After a day of Google I/O announcements, I finally got my hands on a Samsung Galaxy Nexus running the Android 4.1 (Jelly Bean) operating system. I found that there are a few things that Google has done right with this update—and a few issues that still need work.
What It Did Right
Jelly Bean is fast, slick, and feels like what Ice Cream Sandwich should have been when it first launched six months ago. This performance boost is due to Project Butter, a processing framework designed to improve responsiveness, smooth out animations and reduce latency.
I compared the Galaxy Nexus running Jelly Bean to my own personal Galaxy Nexus (running Ice Cream Sandwich) and noticed the difference almost immediately. There is basically zero lag when opening applications, and scrolling between different home screens is amazingly smooth. The phone’s user interface looks basically the same, but there have been little animations thrown in that give it a more polished look.
In Jelly Bean, every time you open an app, you get one of these brief animations that quickly zoom in on the app you just tapped. Is it superfluous? Sure. But it’s the little details like this that make Jelly Bean more pleasant to use. There are a few other minor user interface tweaks, such as bigger, easier-to-tap icons.
The notification tray got a minor facelift, but the important change is in the notifications. You can expand certain notifications by using various two-finger gestures, allowing you to see more information at a glance.
Not all applications support this feature when I tried it out, but all of the pre-installed Google apps work. In fact, while writing this story, I received a Calendar alert telling me that I was going to be late to an event. When I went to the notification bar to see what the alert was concerning, I was able to see the name of the event (part of it anyway), the time and location, as well as a brief note describing the event.
Below that was a button that allowed me to “snooze” the alert, which I did without ever having to leave the notification pane. It’s a smarter way of making notifications less intrusive, and I hope that third-party developers take advantage of this new feature.
The Camera app also gained a few new tricks, with new animations that occur every time you take a picture.

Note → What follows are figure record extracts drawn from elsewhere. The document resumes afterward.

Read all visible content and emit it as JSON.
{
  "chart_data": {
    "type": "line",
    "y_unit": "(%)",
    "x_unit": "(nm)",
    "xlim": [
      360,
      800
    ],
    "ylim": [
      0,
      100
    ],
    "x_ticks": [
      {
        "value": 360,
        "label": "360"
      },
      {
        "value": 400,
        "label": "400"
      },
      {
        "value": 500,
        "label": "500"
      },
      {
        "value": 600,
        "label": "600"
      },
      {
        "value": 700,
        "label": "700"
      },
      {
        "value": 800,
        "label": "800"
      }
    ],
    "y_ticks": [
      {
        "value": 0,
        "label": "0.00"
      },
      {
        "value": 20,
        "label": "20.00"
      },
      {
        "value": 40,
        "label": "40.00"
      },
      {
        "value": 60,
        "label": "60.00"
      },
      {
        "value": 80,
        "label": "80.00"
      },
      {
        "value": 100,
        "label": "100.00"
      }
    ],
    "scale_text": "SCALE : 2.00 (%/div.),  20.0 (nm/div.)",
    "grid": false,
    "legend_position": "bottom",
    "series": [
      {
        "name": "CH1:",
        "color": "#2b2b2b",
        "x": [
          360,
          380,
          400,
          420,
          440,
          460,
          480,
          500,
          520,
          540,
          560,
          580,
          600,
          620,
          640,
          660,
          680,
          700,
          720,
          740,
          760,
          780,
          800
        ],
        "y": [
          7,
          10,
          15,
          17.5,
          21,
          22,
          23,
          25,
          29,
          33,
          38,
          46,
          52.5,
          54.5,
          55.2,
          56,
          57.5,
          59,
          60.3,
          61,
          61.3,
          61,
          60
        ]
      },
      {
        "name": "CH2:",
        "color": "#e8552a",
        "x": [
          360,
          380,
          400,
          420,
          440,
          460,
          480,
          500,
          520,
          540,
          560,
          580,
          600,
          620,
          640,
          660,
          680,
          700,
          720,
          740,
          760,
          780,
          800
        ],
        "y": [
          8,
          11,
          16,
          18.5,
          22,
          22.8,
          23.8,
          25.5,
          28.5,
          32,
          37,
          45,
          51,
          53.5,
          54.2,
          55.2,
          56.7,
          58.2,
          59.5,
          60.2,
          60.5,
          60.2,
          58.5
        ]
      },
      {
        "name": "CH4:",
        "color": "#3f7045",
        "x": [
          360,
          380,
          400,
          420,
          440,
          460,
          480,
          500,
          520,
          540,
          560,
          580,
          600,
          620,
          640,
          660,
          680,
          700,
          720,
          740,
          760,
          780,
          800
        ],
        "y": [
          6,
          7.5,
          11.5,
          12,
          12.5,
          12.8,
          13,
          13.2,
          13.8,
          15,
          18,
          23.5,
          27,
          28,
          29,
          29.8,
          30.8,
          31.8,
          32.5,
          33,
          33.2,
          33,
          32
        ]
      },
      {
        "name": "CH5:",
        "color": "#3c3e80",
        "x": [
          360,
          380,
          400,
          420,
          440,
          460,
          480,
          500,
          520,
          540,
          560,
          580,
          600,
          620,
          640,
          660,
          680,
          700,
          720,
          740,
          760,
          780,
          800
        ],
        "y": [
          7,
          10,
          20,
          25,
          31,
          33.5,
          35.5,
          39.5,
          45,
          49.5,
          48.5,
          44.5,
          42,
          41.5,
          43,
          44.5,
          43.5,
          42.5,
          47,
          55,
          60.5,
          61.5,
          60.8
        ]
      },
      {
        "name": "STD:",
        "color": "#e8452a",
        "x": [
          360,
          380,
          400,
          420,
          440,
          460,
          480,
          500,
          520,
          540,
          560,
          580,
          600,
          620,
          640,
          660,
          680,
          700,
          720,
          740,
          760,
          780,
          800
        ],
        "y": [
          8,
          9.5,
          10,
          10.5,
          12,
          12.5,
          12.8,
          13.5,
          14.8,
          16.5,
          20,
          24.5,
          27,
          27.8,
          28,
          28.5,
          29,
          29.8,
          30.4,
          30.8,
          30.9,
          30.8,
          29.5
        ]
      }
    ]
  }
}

Once you’ve taken a few shots, you can swipe the camera screen away to bring up your camera roll and view the images you have in your Gallery. This is much better than what we had in Ice Cream Sandwich, where you had to exit the Camera app to see photos you had previously taken.
Google went all out when it came to mobile search on Jelly Bean.
You can access the new Google Now page at any time by swiping upwards on the Home icon in the navigation bar. Initially your Google Now page will be very plain, showing you places nearby that you might be interested in visiting as well as the local weather (which it gets by using your phone’s GPS).
The more searches you do on your phone, the more Google Now will meet your needs.
To test this out, I searched for several things related to baseball and a sports section appeared on my Google Now page. If you don’t like a section, you can turn it off from the settings menu. It’s a very visual way of displaying basic information and it worked well–but I feel like it could do more with the information, and I hope Google Now continues to expand.
Voice Search has a much cleaner interface. You can now do voice input when you don’t have a connection, and asking basic questions like “What’s the capitol of Spain?” will bring up a card with an answer to your query.
If you aren’t satisfied with your answer or if you want to know more, you can swipe away to the card to get to the familiar Google Search results screen. I tried asking a few questions and, after Google finally began to recognize my voice, I was able to get answers to almost everything I asked.
What It Did Wrong
While many things in Jelly Bean look and work well, I encountered a few quirks.
I noticed a strange ghosting, particularly while scrolling, that wasn’t present in Ice Cream Sandwich. My guess is that this is the result of several new APIs in Jelly Bean that are meant to smooth out text and graphics (to make them use less memory), but it’s something that’s noticeable when scrolling through webpages and other text-heavy content.
Another problem I found is one that’s plagued Android for some time now: Fragmentation. With so few devices currently on Ice Cream Sandwich–and with many more phones currently waiting for their update–it seems unlikely that most phones out today (aside from the Galaxy Nexus and Nexus S) will get the Jelly Bean update.
Jelly Bean may have solve a lot of performance issues in Android, but fragmentation will continue to be a problem. It seems unlikely that many developers will take advantage of any of Jelly Bean’s new features, especially when most of their users will still be running Android Gingerbread or below.